Spark Cracks Big Data Code

New toolkit tames massive datasets for better predictions.

Scientists have developed a new computer toolkit to analyze colossal datasets, making sense of information that previously stumped traditional methods.

The research tackled a common hurdle: making sense of "big data"—those immense piles of information far too large for regular computers. Traditional tools, like those used for statistics, just aren't built for that scale.

Researchers aimed to build a powerful new tool for spotting patterns in big data, specifically focusing on logistic regression [a statistical method used to predict an outcome with two possibilities, like "yes" or "no," based on other factors]. They sought to check how well existing Spark functions, which are like pre-built parts of a computer program, performed and then create a new package for detailed statistical summaries.

Putting the Toolkit to the Test

The new toolkit was rigorously tested on a dataset with a whopping 100 million observations and 140 variables. Additionally, they used fake data designed to have known answers (like a practice quiz) to double-check their methods.

The team compared two Spark functions:

GeneralizedLinearRegression (GLR)
LogisticRegression (LR)

These were benchmarked against a standard R program, glm.

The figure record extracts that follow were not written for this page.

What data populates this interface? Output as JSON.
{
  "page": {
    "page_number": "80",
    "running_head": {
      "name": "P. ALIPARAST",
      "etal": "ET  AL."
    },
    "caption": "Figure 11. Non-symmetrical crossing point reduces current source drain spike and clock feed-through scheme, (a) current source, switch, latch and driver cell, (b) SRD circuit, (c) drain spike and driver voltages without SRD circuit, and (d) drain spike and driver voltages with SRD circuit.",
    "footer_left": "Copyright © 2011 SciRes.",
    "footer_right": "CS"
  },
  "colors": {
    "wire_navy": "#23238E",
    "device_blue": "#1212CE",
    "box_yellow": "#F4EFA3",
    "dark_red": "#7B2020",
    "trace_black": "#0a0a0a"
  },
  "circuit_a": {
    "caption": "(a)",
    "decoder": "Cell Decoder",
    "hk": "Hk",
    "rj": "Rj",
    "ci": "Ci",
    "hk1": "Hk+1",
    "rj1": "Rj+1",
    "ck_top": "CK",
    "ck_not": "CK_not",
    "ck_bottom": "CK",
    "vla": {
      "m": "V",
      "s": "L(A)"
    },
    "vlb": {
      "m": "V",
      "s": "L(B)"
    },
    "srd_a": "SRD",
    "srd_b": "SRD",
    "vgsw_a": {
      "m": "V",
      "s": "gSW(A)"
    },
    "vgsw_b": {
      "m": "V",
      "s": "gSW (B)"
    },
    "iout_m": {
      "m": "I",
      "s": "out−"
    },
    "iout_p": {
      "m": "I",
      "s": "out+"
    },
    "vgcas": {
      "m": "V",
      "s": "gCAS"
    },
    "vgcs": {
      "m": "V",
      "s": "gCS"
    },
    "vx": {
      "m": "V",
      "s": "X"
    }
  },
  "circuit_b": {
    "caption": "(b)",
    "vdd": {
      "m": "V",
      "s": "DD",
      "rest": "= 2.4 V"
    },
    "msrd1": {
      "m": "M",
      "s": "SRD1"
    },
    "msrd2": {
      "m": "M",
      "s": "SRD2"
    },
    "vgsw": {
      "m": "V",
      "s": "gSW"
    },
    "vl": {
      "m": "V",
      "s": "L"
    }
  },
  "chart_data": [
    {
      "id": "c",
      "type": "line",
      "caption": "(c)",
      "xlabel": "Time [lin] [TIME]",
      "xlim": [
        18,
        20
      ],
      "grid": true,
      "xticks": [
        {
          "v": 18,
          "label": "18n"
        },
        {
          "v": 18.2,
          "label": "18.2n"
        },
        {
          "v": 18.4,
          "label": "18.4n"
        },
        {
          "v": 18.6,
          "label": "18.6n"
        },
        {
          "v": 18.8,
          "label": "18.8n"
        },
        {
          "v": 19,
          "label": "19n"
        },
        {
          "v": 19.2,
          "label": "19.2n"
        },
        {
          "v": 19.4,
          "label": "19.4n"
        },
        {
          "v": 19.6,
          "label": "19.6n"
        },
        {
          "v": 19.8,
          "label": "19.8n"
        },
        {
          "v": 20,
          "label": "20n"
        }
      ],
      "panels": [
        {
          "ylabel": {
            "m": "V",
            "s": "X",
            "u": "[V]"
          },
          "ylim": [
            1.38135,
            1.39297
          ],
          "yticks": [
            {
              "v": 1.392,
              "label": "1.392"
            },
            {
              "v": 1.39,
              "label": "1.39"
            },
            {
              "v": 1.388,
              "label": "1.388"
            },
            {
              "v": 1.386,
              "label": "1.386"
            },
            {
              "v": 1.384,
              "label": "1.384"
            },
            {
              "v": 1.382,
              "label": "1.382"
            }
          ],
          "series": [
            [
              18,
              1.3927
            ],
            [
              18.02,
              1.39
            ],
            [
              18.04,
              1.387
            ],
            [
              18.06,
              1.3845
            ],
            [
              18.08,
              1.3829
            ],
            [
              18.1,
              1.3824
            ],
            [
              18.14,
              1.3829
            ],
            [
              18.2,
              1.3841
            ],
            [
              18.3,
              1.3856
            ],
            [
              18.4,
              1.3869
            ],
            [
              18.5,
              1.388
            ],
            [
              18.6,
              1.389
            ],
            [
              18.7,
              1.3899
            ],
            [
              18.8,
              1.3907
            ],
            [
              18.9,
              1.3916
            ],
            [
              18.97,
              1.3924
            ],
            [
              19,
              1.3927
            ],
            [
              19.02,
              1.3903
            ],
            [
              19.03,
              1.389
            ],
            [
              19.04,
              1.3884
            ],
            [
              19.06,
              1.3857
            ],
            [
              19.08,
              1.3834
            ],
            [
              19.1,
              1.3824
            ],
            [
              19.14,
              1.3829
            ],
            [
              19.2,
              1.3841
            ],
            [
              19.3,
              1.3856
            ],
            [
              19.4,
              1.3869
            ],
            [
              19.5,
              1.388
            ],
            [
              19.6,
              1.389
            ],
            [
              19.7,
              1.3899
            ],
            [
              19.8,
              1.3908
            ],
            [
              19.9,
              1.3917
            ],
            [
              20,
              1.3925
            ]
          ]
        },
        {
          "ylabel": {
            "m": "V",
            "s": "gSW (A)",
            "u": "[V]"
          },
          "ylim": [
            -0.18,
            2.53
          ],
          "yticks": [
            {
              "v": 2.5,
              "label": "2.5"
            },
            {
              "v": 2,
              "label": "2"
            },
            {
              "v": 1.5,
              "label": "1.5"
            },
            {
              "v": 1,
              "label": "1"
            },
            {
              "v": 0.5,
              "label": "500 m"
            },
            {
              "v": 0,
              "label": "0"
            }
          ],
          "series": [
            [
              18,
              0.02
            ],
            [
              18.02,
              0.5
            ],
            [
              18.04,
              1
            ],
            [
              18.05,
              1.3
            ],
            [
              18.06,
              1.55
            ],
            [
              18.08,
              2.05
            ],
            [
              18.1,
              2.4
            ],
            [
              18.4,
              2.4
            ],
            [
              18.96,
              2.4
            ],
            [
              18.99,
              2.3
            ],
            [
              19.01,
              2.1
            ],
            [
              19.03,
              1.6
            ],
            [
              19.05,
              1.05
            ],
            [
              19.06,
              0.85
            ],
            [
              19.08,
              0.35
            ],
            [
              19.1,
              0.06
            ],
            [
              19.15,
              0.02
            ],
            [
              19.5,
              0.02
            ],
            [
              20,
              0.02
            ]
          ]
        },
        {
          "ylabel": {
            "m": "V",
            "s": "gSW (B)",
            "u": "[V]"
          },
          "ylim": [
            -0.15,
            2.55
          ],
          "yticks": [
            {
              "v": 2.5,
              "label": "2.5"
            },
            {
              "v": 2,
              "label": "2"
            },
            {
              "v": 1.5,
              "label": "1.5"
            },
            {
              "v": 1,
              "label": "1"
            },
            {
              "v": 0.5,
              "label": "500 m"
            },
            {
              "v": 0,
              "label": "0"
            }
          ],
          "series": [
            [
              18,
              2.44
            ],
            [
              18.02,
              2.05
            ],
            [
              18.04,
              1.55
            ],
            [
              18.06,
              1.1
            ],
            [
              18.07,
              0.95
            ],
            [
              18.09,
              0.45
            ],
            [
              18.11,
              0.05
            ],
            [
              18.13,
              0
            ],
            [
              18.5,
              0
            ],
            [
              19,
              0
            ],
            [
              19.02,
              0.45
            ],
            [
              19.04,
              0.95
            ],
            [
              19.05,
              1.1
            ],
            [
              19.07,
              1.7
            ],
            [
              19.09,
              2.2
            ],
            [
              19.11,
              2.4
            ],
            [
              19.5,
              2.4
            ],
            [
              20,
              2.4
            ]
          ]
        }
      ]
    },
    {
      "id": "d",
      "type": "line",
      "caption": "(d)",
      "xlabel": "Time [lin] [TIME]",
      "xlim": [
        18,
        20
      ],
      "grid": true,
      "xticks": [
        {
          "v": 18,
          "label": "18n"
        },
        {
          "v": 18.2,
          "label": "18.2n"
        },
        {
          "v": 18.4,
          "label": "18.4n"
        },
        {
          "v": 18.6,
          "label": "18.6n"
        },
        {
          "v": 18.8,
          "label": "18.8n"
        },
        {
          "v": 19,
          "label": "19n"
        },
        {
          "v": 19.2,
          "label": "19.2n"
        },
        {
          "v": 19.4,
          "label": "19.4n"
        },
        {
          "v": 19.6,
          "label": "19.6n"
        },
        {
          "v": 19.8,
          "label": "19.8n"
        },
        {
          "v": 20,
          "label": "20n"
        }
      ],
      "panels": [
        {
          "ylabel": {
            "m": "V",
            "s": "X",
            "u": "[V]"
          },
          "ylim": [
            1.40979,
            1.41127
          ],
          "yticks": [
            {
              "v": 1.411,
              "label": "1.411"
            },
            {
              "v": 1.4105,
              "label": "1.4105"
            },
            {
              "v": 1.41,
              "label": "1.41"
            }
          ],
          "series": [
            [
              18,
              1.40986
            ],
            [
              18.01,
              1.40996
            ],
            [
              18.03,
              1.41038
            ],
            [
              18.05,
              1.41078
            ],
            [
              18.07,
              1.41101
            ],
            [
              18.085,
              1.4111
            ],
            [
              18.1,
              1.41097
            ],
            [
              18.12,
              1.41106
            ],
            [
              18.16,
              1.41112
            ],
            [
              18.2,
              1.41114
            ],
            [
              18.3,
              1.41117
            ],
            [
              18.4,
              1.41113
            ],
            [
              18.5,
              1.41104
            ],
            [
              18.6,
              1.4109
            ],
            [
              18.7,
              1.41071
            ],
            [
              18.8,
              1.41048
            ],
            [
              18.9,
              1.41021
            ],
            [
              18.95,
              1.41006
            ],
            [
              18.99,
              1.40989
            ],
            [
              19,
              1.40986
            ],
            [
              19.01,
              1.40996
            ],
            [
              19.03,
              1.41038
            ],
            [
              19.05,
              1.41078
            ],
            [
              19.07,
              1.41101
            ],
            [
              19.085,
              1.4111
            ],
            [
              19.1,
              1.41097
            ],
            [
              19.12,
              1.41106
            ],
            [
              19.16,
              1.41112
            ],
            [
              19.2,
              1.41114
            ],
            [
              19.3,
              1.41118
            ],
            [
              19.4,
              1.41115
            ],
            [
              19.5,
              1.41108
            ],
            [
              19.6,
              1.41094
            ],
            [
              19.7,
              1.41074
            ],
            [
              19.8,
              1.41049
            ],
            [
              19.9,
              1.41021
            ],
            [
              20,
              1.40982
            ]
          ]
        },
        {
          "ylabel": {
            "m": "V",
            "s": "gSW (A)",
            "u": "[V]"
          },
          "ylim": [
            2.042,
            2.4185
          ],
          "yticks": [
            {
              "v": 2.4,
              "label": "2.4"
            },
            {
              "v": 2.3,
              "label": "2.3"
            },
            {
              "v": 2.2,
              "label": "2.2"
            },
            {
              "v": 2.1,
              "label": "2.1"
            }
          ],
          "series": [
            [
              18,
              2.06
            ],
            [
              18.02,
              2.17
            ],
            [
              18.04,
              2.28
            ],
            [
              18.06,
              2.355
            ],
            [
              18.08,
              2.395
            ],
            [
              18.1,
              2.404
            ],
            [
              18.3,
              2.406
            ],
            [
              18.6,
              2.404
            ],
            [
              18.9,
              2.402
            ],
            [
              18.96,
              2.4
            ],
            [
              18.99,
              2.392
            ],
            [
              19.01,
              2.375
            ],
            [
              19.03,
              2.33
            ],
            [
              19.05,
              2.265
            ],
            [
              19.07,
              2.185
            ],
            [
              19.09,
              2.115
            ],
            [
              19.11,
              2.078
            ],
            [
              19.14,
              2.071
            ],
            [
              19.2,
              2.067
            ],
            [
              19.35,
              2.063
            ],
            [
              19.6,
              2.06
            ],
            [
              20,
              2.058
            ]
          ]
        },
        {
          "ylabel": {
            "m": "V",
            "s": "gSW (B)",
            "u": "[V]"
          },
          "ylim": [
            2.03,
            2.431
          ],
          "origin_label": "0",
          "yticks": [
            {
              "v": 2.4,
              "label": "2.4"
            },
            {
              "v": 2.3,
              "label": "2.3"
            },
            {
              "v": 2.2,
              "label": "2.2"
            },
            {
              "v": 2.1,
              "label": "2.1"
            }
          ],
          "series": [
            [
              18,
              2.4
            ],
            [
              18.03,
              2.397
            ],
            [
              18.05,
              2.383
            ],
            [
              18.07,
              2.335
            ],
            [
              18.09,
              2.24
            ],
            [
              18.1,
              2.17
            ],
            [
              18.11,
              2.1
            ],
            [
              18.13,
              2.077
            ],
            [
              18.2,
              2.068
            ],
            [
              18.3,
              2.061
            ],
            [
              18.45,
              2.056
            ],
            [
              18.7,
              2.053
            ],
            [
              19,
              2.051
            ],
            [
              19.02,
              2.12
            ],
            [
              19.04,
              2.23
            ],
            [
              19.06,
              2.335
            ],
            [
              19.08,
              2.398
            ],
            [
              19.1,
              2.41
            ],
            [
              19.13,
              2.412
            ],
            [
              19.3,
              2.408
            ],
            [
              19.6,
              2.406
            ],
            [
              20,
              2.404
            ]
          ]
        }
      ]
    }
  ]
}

They also built their own statistical summary tool for logistic regression using PySpark.

Key Findings

The results showed that the LR function was a true workhorse. It performed much better than GLR, especially when data had:

High correlation: Where different data points are closely related (like temperature and ice cream sales).
Quasi-multicollinearity: A complex statistical issue where variables are almost perfectly related, making it hard to pinpoint individual effects.

Every coefficient (a number that shows the strength and direction of a relationship) from the LR method fell within the expected range, matching the results from the trusted glm program. In contrast, GLR struggled, showing errors as large as 2.91 quadrillion. LR's errors were tiny by comparison, with a standard deviation of only 0.380.

"The LR function is found to be more robust than GLR, especially under high correlation or quasi-multicollinearity."
— Authors

This indicates that LR is more dependable, even when the data is tricky. Their new package also showed impressive throughput (how much data it can process), increasing almost exponentially as the dataset grew.

Future Outlook

While promising, the team noted their tool could be even faster if built in Scala, a language more "native" to Spark. They also faced some challenges with Spark's "expressiveness" (how easily one can write complex commands) and overall performance.

This new package is a first step toward making large-scale statistics possible for economic data. Moving forward, researchers might explore other powerful computing frameworks like TensorFlow and Dask for even bigger challenges.

This breakthrough brings us closer to unlocking the hidden insights within the vast ocean of big data.

Reference:
Ouattara, A., Bulté, M., Lin, W. J., Scholl, P., Veit, B., Ziakas, C., ... & Dikos, G. (2021). Scalable Econometrics on Big Data – The Logistic Regression on Spark. arXiv preprint arXiv:2106.10341.